Surgery went well; it was a very short procedure. I think for the older kids they might not even knock them right out... but with the little ones it’s a full anaesthetic job. Since they were taking her line out they needed an IV to put the anaesthetic through, there was a line into her hand that had the same little cap that we use to cap her central line. When she was waking up Daddy was whispering in her ear that the doctors took out her “noodles.” She was still a little groggy but understood, she rubbed her little hand up over her chest with a smile... and then noticed that THERE WAS A NOODLE COMMING OUT OF THE BACK OF HER HAND!!! The look on her face very clearly said “WHAT THE HELL!?!” It was a look that faded from just noticing, to understanding, to shock and horror, to feeling tricked, to feeling betrayed, to anger, to panic... my poor sweetie pie, she thought we had just moved her noodles, plus now they were hindering her dominant hand. There was no doubt what flashed through her head, we both jumped in and started reassuring her that they would take that out soon too. Once her panic had calmed down, we all had a good laugh with the nurse who saw (and understood) the whole thing too.

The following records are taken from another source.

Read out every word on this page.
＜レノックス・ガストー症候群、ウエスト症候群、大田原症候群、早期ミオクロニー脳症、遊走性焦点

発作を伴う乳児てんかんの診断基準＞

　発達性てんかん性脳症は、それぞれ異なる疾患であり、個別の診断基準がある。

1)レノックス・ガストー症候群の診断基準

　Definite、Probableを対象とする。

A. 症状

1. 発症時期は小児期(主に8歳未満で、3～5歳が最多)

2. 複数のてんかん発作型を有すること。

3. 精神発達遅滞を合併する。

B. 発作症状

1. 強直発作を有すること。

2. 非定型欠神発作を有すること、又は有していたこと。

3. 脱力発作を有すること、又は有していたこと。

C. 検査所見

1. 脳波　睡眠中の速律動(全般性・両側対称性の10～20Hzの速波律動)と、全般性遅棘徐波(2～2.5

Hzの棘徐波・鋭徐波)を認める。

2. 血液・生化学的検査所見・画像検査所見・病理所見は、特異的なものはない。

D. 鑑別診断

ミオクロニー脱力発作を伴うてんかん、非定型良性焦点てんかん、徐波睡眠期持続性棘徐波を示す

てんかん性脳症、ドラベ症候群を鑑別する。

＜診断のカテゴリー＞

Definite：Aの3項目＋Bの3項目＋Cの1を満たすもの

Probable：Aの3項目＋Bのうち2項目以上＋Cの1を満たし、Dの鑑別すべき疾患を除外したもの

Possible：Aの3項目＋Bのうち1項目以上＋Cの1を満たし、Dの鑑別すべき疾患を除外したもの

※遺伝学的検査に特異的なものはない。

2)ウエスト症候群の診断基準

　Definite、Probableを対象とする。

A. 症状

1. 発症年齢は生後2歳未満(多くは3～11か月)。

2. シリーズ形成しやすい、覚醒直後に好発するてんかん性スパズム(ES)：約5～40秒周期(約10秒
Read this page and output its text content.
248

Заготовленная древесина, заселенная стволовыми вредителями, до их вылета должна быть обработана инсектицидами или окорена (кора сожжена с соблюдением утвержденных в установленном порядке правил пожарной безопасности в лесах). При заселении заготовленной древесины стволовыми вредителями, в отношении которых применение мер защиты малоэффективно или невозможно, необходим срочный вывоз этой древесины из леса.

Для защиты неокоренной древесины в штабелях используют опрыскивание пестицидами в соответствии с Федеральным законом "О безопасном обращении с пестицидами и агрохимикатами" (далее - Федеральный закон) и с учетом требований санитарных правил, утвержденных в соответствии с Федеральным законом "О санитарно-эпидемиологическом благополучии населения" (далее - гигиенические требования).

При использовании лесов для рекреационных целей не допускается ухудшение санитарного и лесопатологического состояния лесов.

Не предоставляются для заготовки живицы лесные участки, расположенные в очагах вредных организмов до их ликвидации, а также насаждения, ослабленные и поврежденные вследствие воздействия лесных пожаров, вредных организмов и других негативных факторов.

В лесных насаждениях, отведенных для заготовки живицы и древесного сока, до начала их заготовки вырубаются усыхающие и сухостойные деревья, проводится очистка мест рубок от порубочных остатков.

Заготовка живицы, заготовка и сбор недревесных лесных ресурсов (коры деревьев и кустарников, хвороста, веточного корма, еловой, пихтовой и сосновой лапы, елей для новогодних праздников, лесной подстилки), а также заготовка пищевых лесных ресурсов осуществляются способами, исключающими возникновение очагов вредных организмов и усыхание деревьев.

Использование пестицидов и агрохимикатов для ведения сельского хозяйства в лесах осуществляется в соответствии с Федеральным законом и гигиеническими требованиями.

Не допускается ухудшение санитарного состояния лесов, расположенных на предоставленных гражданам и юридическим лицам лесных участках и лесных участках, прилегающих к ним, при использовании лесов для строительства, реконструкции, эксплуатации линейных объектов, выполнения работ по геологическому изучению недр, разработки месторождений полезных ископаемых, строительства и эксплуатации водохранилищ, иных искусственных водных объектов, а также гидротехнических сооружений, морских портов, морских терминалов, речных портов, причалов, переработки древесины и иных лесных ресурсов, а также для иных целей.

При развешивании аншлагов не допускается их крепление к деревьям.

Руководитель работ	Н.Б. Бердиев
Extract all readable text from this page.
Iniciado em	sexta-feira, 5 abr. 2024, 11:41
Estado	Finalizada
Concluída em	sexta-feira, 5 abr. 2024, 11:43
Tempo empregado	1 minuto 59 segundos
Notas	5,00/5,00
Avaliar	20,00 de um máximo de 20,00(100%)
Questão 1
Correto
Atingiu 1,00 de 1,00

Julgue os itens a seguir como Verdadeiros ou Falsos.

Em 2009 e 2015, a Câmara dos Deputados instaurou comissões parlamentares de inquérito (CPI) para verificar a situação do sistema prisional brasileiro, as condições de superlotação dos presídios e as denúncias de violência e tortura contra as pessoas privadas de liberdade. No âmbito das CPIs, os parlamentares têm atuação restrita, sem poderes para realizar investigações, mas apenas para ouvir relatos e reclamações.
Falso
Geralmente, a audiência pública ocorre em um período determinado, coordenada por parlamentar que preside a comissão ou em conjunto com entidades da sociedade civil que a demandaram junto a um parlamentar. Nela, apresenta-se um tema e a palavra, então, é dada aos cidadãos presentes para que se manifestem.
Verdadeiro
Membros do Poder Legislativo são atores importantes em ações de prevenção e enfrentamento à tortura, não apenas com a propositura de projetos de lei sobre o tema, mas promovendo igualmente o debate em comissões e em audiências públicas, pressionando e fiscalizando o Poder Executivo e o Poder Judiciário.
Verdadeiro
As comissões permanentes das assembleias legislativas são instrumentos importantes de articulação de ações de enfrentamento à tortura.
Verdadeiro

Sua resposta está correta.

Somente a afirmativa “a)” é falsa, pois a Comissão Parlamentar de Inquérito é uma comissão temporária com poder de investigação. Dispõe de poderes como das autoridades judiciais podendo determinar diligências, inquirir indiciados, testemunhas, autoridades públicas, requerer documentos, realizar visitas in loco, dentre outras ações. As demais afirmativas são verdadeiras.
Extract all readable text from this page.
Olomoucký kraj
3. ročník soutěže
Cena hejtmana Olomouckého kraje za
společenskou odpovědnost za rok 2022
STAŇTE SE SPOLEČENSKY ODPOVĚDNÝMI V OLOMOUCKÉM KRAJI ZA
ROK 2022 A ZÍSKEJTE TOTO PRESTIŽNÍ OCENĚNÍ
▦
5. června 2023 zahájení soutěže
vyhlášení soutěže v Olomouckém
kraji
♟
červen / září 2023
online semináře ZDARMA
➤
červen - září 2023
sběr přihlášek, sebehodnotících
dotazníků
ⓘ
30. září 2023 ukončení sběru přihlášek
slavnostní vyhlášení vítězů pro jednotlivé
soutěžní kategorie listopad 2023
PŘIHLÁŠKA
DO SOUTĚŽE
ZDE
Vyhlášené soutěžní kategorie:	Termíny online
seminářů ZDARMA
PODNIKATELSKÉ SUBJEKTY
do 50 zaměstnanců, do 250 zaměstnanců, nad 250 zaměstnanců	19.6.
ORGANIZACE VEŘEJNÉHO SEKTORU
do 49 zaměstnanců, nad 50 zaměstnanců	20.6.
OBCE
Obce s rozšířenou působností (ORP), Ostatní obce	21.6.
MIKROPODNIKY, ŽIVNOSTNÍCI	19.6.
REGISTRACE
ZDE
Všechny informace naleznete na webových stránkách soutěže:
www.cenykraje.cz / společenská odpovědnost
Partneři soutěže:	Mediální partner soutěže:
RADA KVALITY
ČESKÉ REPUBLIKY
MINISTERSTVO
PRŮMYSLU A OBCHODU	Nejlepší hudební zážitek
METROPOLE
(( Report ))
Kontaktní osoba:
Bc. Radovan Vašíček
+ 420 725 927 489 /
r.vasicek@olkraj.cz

That was a very bittersweet day... can’t describe how hard that procedure was. That was the operation that should have signalled the end of treatment, no more line = no more chemo. We had booked two previous line removals, each cancelled because her tumour had come back. And now here we were taking out her line, and not for the reason that I had longed a year and a half for. We ran into quite a few unaware doctors, nurses and anaesthesiologists who stopped to chat. “How ya doing, what ya doing, line removal! Great, so she’s done treatment then?....uh....” at which point they realized by our faces that they stepped on a landmine. I felt bad for them, I just had not figured out how to dance around that mine yet. It truly was nice to see everyone, especially all our oncology friends who where there, but each visit was pretty hard.
Now here we are back at home... the kiddie pool is filled every sunny day. It is so much fun to watch her play happily in the yard. I am so thankful that our basement was finished with the playroom in time for summer, a nice cool place to play when the sun is too hot. We have been blessed with some wonderful visitors to play with, lots of cousins and friends coming to see us. Rob has been super busy working on the girls pink car, but more on that later!
|The girls had so much fun with their new cousin Abbey, we tried to get a nice picture |
of the three of them things were going well until....
|Abby started to tip over and Charlotte tried to prop her back up a bit!|
|Fun with Aunties and Uncles!|
|A wonderful visit from our friend Brynn and her family.|
|Love these girls so much! They are so strong!|
|We didn't even need water in the pool for a day of fun with these cousins from Powell River!|
|Great Grandpa and Grandma got in on the fun too!|
|Three beautiful princesses! We got to enjoy an iced tea party with Chloe, a friend we made|
during our Ronald McDonald House days.